|Meinersmann, Richard - Rick|
Submitted to: Journal of Eukaryotic Microbiology
Publication Type: Peer Reviewed Journal
Publication Acceptance Date: 9/13/2011
Publication Date: 1/5/2012
Citation: First, M.R., Park, N., Berrang, M.E., Meinersmann, R.J., Bernhard, J.M., Gast, R.J., Hollibaugh, J.T. 2012. Ciliate ingestion and digestion: flow cytometric measurements and regrowth of a digestion-resistant campylobacter jejuni. Journal of Eukaryotic Microbiology. 59(1):12-19. Interpretive Summary: Almost all moist or wet environments occupied by bacteria also harbor single-celled protozoa, many of which feed on bacteria as their major nutrient source. These are called bacterivorous protists and a major class of these organisms is the ciliates. When ciliates are feeding, bacteria are ingested and enclosed in cellular structures that contain digestive enzymes that usually kill and digest the bacteria. However, it is known that some bacteria are capable of resisting digestion, remain alive within the protist and even are protected from harsh environmental conditions. We suspect that Campylobacter jejuni, a food-borne human pathogen, is capable of resisting digestion by some protozoa. This manuscript reports a study in which a method was developed to monitor digestion of bacteria by protists. The bacteria were treated with a special dye that glows, fluoresces, when exposed to certain wavelengths of light if the bacteria are still alive. A flow cytometer is a device that uses a laser of the appropriate wavelength to expose one protist at a time and detects whether there is fluorescence. Using this device, we were able to feed stained bacteria to protists, monitor the ingestion of the bacteria by the protists, and then monitor the killing of the bacteria. We showed that Campylobacter jejuni was able to survive in the protist for a longer duration than a non-pathogenic bacterium. This may indicate that control of protozoa is a requirement for controlling Campylobacter in a food-processing environment.

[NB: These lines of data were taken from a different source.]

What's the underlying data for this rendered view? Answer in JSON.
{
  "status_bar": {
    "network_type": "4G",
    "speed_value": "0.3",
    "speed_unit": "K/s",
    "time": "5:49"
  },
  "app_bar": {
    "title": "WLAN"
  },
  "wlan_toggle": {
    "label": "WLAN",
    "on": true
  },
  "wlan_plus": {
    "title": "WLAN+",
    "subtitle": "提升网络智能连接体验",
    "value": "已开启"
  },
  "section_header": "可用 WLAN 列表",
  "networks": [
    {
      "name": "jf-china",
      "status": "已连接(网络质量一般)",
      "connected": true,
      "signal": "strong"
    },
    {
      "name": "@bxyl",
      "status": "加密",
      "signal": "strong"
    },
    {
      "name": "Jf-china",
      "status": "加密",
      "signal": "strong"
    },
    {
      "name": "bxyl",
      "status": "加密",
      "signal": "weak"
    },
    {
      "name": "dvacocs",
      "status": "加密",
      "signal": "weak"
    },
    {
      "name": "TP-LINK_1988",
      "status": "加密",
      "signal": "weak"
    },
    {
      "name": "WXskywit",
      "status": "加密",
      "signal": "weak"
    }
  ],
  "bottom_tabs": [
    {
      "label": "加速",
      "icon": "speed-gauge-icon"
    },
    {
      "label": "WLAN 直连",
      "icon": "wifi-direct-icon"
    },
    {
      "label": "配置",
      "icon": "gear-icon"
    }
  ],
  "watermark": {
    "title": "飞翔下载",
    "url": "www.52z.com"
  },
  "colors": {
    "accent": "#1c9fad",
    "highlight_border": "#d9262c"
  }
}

Technical Abstract: We developed a method to measure ingestion and digestion rates of bacterivorous protists feeding on pathogenic bacteria. We tested this method using the enteric bacteria Campylobacter jejuni and a freshwater colpodid ciliate. Campylobacter and a non-pathogenic bacteria isolated from the environment (Psuedomonas putida) were labeled with a fluorogenic compound (CellTracker Green, CMFDA). This compound fluoresces in intact and active cells, but its fluorescence fades when exposed to low pH environments (such as protist food vacuoles). Ingestion and digestion rates were measured via flow cytometry as the change in ciliate fluorescence over time, which corresponded to the number of intracellular bacteria. The rate of Campylobacter ingestion exceeded the digestion rate. Ciliates retained labeled Campylobacter 5 h after ingestion was stopped. In contrast, ciliates grazing upon bacteria isolated from the environment returned to baseline fluorescence within 5 h, indicating that these bacteria were completely digested. The ability of intracellular Campylobacter to remain viable after ingestion was tested by sorting individual ciliates and bacterial cells into Campylobacter selective media. Campylobacter growth occurred in 20 (±4)% of wells seeded with highly fluorescent ciliates; whereas, only 4 (±1)% of wells seeded with free-living Campylobacter exhibited growth. In addition to determining the frequency of potential protist-pathogen associations in the environment, this method can also be applied to examine the environmental conditions leading to the initiation of protist-pathogen associations.